Se da un lato cresce la spesa sanitaria privata, e quindi più sanità per le persone che possono pagarsela, dall’altra diminuisce la spesa sanitaria pubblica, con buona pace di chi non può permetterselo. Andando nello specifico la spesa sanitaria privata ha toccato quota 34,5 miliardi di euro negli ultimi due anni (+3,2% nel 2013-2015), ossia il doppio dell’aumento della spesa complessiva per i consumi delle famiglie nello stesso periodo (pari a +1,7%). Inoltre, sono aumentati i ticket pagati dai cittadini, visto che il 45,4% (+5,6% rispetto al 2013) ha pagato tariffe nel privato uguali o di poco superiori al ticket che avrebbe pagato nel pubblico. A rilevarlo sono i dati della ricerca Censis–Rbm Assicurazione Salute, presentata ieri a Roma al “VI Welfare Day”.
La ricerca evidenzia che per via delle lunghe liste d’attesa che contraddistinguono ormai il nostro servizio sanitario nazionale, infatti, aumenta sempre di più il numero degli italiani che nell’ultimo anno ha fatto ricorso alla sanità privata oppure all’intramoenia, rispettivamente dieci milioni (il 72,6% a causa delle liste) e sette milioni (il 66,4%).
Ancora più allarmante risulta il dato relativo alla sanità “negata”. Soltanto nell’ultimo anno sono stati 11 milioni gli italiani che hanno dovuto rinviare o rinunciare a prestazioni sanitarie a causa delle difficoltà economiche nell’ultimo anno, non riuscendo più a pagarle di tasca propria. Si tratta di una crescita di due milioni in più rispetto al 2012. A essere colpiti maggiormente sono soprattutto gli anziani (2,4 milioni) e i giovani nati dopo il 2000 (2,2 milioni).

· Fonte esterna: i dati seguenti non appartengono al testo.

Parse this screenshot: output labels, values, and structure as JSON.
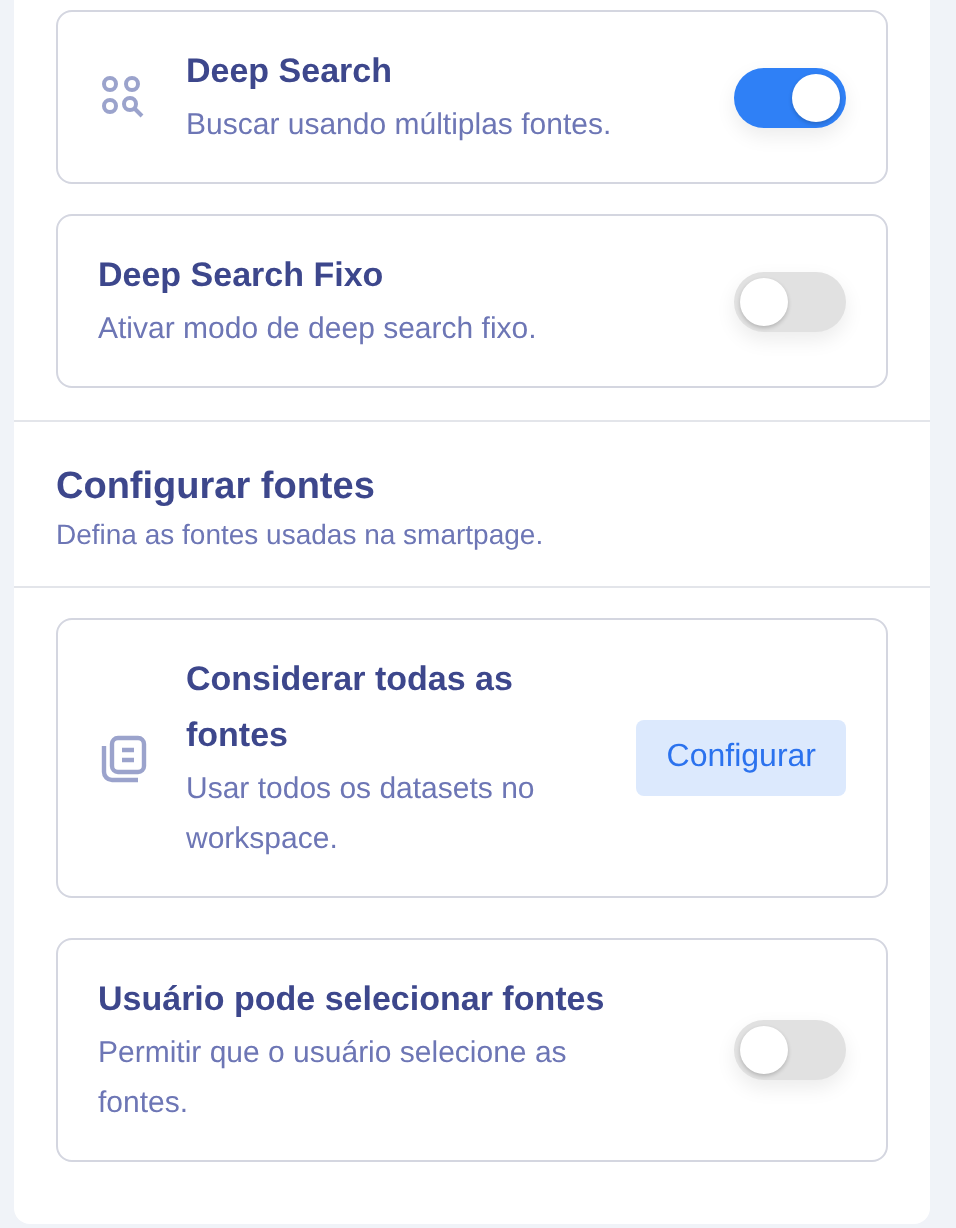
{
  "cards_top": [
    {
      "kind": "toggle",
      "title": "Deep Search",
      "description": "Buscar usando múltiplas fontes.",
      "on": true
    },
    {
      "kind": "toggle",
      "title": "Deep Search Fixo",
      "description": "Ativar modo de deep search fixo.",
      "on": false
    }
  ],
  "section": {
    "title": "Configurar fontes",
    "subtitle": "Defina as fontes usadas na smartpage."
  },
  "cards_bottom": [
    {
      "kind": "button",
      "title": "Considerar todas as fontes",
      "description": "Usar todos os datasets no workspace.",
      "button": "Configurar"
    },
    {
      "kind": "toggle",
      "title": "Usuário pode selecionar fontes",
      "description": "Permitir que o usuário selecione as fontes.",
      "on": false
    }
  ]
}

Per quanto concerne la qualità del servizio sanitario pubblico, per il 45,1% dei cittadini quest’ultima nella propria regione è peggiorata negli ultimi due anni (+2,4% rispetto al 2015), mentre è rimasta inalterata per il 41,4% e soltanto per il 13,5% è migliorata. Il 52% degli italiani considera inadeguato il servizio sanitario della propria regione, una percentuale che sale al 68,9% nel Mezzogiorno e al 56,1% al Centro, mentre è pari al 41,3% al Nord-Ovest e al 32,8% al Nord-Est.
Inoltre, sono 5,4 milioni gli italiani che nell’ultimo anno hanno ricevuto prescrizioni di farmaci, visite o accertamenti diagnostici che si sono rivelati completamente superflui. Ciò nonostante il 64% si dichiara contrario al decreto appropriatezza: per il 50,7% dei cittadini soltanto il medico può decidere se la prestazione è davvero necessaria e il 13,3% ritiene che le leggi siano motivate solo dalla logica dei tagli. I favorevoli sono il 36%, di cui il 21,9% ha dichiarato che in questa maniera è possibile definire quando una prestazione è veramente indispensabile e il 14,1% perché lasciando al singolo medico ci sono troppe differenze.
Secondo la ricerca, in questo panorama si fa strada sempre di più la sanità integrativa. Sono più di 26 milioni, infatti, i cittadini che si dichiarano favorevoli a sottoscrivere una polizza sanitaria oppure ad aderire a un fondo sanitario integrativo.